Energy-GS: Image Energy-guided Pose Alignment Gaussian Splatting with redesigned pose gradient flow
Abstract
High-quality 3D scene representation in radiance fields relies on accurate camera poses which are often difficult to acquire in real-world scenarios. An effective solution is to use RGB images for the joint optimization of radiance fields and camera poses, an approach that has been well explored in NeRF series methods. However, unlike NeRF, joint optimization in 3D Gaussian Splatting (3DGS) often requires additional regularization or prior spatial knowledge to reach comparable performance. To eliminate these dependencies, we introduce Energy-GS, a pose-aware Gaussian splatting framework that jointly optimizes scene representation and camera poses using only RGB images.

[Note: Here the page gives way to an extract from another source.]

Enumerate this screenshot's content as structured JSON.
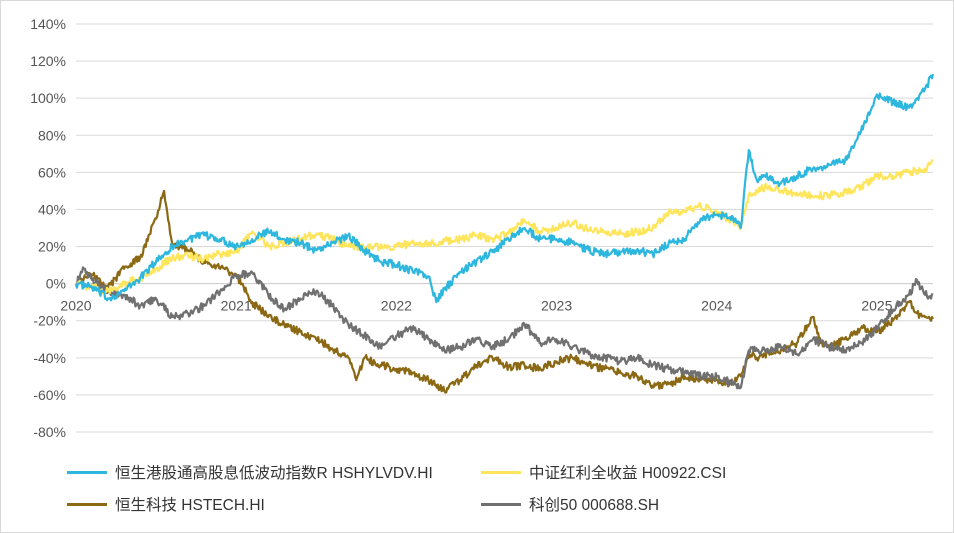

We observe that pose gradients in joint optimization are unstable due to the point-based rendering mechanism. Furthermore, unlike NeRF’s spatial sampling framework that enables coarse-to-fine pose alignment, rasterization-based 3DGS lacks controllable sampling and thus cannot support progressive pose refinement. To address these challenges, we redesign the optimization strategy of Gaussian primitives and introduce an image-energy-guided constraint that encourages progressive alignment of camera poses. Experiments on both synthetic and real-world datasets show that Energy-GS can effectively optimize the scene reconstruction and resolve camera pose misalignment at the same time. Benefiting from reliance on only RGB images, we believe this work provides promising insights for visual localization and dense mapping applications such as SLAM.